Zweigeschlechtlichkeit ist eine Konstruktion, die unseren Alltag grundlegend
durchzieht und strukturiert. Die Annahme, dass es "natürlicherweise" zwei Geschlechter gäbe, ist in unserer Gesellschaft so verwurzelt, dass Menschen immer wieder gerne, fast ein bisschen
verzweifelt, behaupten: "Es gibt doch aber nunmal zwei Geschlechter!"
Ein Gespräch.
"Es gibt doch aber nunmal 2 Geschlechter! Männer und Frauen, die in ihrem Wesen
verschieden sind!"
"Inwiefern verschieden?"
"Na, dass Männer zum Beispiel mehr mit Technik am Hut haben, und Frauen mehr mit
Kommunikation und so."
"Was sind denn Männer und Frauen?"
"Wie jetzt?"
"Also woran machst du das fest, ob jemand Mann oder Frau ist?"
"Na an den Genitalien, das ist doch eindeutig."
"Aber selbst dann gibt es mehr als zwei Geschlechter, gibt ja genügend
Menschen, die nicht mit eindeutig männlichen oder weiblichen Genitalien geboren werden."

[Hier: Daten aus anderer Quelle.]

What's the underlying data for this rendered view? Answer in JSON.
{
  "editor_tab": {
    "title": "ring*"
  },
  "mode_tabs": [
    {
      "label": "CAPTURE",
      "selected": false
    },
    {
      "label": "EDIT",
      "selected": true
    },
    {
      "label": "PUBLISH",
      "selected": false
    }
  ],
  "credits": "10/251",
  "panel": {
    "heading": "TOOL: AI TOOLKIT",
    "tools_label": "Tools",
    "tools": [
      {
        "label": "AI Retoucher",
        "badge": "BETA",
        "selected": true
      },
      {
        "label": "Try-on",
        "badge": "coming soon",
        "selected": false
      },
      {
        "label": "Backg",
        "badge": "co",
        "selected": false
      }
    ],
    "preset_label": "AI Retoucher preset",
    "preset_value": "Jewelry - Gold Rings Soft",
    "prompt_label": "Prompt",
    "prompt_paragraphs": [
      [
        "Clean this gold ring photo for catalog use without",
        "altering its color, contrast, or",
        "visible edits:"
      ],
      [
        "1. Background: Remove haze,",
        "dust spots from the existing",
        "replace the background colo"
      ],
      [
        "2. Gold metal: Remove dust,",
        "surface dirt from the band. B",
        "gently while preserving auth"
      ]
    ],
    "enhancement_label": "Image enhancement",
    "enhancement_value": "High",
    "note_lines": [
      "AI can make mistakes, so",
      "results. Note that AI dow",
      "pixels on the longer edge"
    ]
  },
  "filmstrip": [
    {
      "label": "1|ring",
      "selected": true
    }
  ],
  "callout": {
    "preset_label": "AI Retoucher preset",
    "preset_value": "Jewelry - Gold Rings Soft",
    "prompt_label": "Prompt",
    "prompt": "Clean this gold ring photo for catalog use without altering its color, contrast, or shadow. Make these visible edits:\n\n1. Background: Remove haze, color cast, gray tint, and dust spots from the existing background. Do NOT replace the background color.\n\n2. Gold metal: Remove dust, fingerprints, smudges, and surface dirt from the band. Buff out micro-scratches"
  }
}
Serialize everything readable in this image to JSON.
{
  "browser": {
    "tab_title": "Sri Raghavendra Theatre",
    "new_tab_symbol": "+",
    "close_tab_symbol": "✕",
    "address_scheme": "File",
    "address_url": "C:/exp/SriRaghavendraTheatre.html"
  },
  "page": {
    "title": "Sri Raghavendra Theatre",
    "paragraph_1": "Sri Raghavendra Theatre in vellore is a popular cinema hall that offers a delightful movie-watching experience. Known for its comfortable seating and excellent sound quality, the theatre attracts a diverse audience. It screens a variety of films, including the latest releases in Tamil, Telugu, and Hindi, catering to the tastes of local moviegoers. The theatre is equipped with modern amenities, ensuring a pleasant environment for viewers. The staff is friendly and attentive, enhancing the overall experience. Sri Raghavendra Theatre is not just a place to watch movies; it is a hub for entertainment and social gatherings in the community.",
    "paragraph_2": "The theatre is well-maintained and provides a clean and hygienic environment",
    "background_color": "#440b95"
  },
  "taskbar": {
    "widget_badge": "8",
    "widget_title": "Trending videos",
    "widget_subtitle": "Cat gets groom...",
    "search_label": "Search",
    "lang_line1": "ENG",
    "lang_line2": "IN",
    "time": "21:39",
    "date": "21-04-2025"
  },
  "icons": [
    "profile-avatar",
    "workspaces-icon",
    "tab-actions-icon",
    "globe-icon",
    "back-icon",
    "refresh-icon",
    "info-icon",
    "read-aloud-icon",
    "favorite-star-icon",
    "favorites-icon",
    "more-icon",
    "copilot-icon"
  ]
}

"Aber das sind doch Ausnahmen!"
"Naja, immerhin etwa 4 Prozent aller Menschen.
"Tatsächlich?"
"Ja."
"Okay, aber sprechen wir doch von den anderen, die also mit 'eindeutigen' Genitalien
geboren werden - dann ist doch klar, die einen sind also Männer, die anderen Frauen."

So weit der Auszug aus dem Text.